Mr. Rickett also hopes that the city will become a laboratory for retail technology that can both expand local brick-and-mortar businesses and fuel innovative startups. One example he points to is the West Queen West BIA (an association that covers a two-kilometre stretch of Queen Street between Gladstone Avenue and Bathurst Street), which hosts a relatively early adopting group of businesses and is also a hot neighbourhood for startups.

"I'm a big believer that small business has to start acting like a big business to survive," says Rob Sysak, executive director of the WQW BIA. He has been with the association for six years, and is fond of walking his "beat" to stay in touch with the neighbourhood. One of the initiatives he pushed for was a free trial with the WiFi and customer-tracking technology of Turnstyle Solutions. In fact, the company's first 10 WiFi locations in 2013 were in West Queen West.

"There was little understanding about proximity marketing. The BIA was really helpful early on," says Devon Wright, CEO of Turnstyle. "Now, we're in 25,000 locations across 30 counties." That includes 600 Subway sandwich shops across Canada, which Mr. Wright says was one of the first major corporate clients the startup signed, thanks in part to the business case data the WQW trials provided.

Turnstyle doesn't offer just WiFi hot spots for businesses – it uses the tracking capabilities of the technology to get a measure of foot traffic in and out of stores, and also pushes marketing messages for loyalty programs or deal offers to anyone who connects to the network.

Those aren't the only applications of the technology: Mr. Sysak, who is a mathematician by training, has also used new data to assess the impact of activities such as street festivals or storefront improvements.

"Take the Queen West Art Crawl: It happens in Trinity Bellwoods Park – does that attract people from the other end of the BIA? We were able to show that it did."

Ms. Bernhardson was one of the West Queen West entrepreneurs that jumped on the early Turnstyle trial. It came along as she was slowly joining the digital revolution in retail, even though she was initially against any customer tracking.

Because her stores specialize in selling small batches of items from Toronto fashion designers, there can be significant risk involved in allocating scarce rack space. With the new technologies, she can now calculate the payoff for taking a risk on a new designer, down to the dollar. "It's so boring and meticulous and painstaking and annoying … but if you don't measure it, you can't improve it. "

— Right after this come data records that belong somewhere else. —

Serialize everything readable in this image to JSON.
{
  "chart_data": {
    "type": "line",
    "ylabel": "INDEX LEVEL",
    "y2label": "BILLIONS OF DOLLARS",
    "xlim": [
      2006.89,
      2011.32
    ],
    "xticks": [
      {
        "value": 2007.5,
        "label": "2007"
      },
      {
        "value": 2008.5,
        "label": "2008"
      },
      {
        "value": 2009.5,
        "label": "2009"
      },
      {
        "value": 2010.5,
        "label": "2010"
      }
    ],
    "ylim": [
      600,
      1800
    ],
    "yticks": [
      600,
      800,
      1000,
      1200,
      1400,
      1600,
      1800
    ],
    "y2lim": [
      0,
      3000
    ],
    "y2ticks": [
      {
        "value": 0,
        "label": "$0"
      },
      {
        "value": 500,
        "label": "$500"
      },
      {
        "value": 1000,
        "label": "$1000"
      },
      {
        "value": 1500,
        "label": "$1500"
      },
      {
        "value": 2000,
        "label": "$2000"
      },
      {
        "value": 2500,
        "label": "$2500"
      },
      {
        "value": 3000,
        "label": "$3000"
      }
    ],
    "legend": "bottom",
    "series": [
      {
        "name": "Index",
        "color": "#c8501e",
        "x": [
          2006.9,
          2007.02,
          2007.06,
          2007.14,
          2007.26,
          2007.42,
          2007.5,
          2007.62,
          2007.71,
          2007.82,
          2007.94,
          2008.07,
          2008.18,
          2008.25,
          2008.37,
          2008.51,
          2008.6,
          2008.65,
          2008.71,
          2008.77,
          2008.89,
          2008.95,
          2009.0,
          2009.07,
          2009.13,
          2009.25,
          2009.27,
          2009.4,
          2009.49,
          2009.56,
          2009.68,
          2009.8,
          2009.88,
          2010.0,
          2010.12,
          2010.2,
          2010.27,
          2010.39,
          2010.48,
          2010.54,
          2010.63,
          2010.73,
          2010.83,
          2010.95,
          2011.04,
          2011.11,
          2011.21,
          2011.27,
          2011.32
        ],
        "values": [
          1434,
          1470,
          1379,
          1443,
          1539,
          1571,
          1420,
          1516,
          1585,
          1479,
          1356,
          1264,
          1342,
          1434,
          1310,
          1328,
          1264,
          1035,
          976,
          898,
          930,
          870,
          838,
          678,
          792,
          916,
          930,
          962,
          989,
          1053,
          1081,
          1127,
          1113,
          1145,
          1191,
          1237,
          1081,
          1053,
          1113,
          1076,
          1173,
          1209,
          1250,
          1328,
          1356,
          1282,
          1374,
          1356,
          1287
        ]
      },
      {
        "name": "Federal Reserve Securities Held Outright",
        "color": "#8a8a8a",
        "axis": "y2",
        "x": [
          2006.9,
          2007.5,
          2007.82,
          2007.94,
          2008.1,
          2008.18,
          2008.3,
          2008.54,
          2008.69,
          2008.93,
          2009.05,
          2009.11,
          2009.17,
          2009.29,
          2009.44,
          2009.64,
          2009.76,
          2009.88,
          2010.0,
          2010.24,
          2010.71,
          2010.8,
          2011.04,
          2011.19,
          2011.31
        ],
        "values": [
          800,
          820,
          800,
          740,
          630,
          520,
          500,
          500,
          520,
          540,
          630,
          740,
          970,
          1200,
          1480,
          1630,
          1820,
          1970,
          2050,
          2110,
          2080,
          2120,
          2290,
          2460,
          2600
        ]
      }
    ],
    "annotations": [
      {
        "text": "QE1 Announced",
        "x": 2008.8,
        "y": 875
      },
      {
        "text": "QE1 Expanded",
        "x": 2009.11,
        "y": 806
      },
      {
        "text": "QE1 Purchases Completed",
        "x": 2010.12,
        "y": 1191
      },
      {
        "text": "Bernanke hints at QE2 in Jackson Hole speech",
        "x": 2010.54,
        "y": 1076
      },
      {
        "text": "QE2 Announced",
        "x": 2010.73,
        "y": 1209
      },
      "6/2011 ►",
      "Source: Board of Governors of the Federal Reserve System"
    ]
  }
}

While Fresh Collective has yet to become an online powerhouse – "it's a small percentage of sales that we actually do online, but it's been growing" – Ms. Bernhardson couldn't imagine doing business today without the help of a digital toolbox.

"I'm shocked that some businesses exist without a website. I look at things like a website and Facebook as basic tools," she says.

"It would be like operating a store in 1982 and refusing to have a phone so that your customer can call you."